Strawberry Shortcake with Strawberry Coulis
Strawberry Tarts (Pate Sablee) with Chantilly Cream and Passion Fruit
Brioche
Irish Wheaten Bread (Soda)

Baking – Soda Farls

My Hubby is Irish, so many many years ago I learned how to make proper Irish Soda Bread, Wheaten Bread & Soda Farls.  Since winter is well and truly on its way, and it is lashing with rain outside I thought I would make us some.  I thought I would share my recipe and do a show and tell.

Ingredients

  • 250g Plain Flour
  • 1 teaspoon of Baking Soda
  • ½ teaspoon of salt (I use sea salt)
  • 250ml Buttermilk

 

Place all dry ingredients into a bowl and mix.

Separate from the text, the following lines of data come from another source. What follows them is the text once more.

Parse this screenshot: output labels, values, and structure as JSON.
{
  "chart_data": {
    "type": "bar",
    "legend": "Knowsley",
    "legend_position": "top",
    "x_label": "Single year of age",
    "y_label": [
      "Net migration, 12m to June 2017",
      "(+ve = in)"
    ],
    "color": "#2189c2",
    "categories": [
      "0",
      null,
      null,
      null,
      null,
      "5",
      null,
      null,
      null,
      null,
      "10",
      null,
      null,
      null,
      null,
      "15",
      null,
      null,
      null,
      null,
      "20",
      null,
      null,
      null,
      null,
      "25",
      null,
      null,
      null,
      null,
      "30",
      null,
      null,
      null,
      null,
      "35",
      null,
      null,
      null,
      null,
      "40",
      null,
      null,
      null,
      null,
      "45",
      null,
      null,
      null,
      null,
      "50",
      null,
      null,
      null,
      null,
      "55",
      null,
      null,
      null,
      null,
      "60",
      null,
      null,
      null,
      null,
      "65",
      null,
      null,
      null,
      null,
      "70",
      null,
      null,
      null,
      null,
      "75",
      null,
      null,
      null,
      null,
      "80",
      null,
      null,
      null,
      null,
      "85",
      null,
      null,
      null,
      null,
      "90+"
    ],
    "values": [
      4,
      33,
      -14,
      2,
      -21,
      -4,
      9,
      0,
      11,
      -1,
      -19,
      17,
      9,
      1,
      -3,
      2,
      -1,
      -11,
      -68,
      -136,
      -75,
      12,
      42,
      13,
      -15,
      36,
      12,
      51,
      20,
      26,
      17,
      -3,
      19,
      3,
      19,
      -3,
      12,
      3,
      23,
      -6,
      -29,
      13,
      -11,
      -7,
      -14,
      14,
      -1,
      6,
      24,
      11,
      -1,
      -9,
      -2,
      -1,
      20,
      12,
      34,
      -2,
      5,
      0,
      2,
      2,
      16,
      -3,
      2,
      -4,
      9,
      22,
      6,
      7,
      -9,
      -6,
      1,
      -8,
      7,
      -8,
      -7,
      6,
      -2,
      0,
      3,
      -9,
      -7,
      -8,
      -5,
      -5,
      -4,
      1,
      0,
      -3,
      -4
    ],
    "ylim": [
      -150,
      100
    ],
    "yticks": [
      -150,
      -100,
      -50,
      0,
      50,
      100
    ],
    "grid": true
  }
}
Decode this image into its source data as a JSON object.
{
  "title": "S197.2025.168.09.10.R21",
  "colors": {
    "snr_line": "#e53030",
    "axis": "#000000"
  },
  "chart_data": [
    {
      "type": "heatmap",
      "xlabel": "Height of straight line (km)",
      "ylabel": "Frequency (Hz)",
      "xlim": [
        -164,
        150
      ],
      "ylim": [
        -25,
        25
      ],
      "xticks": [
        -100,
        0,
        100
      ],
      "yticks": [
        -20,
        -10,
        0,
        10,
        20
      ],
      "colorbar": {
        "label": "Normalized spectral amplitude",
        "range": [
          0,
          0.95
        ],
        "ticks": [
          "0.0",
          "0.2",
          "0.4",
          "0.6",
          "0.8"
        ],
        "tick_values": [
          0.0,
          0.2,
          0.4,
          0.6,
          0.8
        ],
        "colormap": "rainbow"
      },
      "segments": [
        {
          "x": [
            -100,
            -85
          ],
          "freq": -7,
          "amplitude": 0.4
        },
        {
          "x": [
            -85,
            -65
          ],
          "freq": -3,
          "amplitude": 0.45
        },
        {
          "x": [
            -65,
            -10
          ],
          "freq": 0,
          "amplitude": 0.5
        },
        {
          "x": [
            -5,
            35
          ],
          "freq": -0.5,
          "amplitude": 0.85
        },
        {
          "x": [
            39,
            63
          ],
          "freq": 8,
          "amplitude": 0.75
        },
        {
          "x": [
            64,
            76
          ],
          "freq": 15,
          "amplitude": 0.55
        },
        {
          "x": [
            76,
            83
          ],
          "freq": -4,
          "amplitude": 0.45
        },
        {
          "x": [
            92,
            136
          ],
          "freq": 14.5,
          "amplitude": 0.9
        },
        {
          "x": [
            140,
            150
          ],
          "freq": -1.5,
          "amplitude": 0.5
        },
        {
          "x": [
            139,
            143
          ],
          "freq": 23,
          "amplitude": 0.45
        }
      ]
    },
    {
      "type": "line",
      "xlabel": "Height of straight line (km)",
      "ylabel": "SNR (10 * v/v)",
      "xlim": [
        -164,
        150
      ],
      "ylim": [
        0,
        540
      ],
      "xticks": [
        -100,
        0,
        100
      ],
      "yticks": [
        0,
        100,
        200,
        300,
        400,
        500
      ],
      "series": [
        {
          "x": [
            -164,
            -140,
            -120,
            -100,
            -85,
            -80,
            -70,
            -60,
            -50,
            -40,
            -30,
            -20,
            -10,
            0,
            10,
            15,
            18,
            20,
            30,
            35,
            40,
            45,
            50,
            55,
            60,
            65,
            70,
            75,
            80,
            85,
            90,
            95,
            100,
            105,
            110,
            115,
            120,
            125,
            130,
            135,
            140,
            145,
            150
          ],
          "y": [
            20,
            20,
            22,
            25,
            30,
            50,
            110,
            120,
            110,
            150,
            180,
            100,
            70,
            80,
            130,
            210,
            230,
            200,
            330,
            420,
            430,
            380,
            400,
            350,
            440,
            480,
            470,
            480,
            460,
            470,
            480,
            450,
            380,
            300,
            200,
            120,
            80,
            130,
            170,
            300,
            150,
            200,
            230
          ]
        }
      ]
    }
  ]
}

Make a well and add the buttermilk, although do not add it all as you can keep adding whilst mixing rather than make it too wet.

Mix and knead the dough on a floured surface, but be gentle, you really only want to knead it into shape.  Slice a cross into the top with a sharp knife that has been floured.

Pop the farl onto a hot griddle pan, or if you only have a frying pan, that will work nicely, but again, be gentle, don’t go in at too high a temperature or you will end up with a crispy dough ball.  I use a tepanyaki grill plate to make mine and have the temperature about 150c.

Partway through cooking flip it over and cook the other side.

Again flip it over, and tap the base to see if it is cooking, it should make a hollow sound, and if not carry on cooking.

As you can see the farl has split where the score marks were and have browned nicely.  Finally, when you are happy with it, wrap it in a tea cloth and set aside, this will ensure that it finishes off cooking and traps moisture, and makes it chewy, and brings out the subtle soda taste.  I used to use a proper Irish Linnen tea cloth, but alas it bit the dust some time ago.

It should take about 20 minutes to cook through.

Once it has cooled split it into four, then slice through the side horizontally, so you end up with 8 quarters if you cut it all at once.  Toast and enjoy with lashings of butter and a slice of mature cheese like cheddar.  Also delicious with bacon and egg.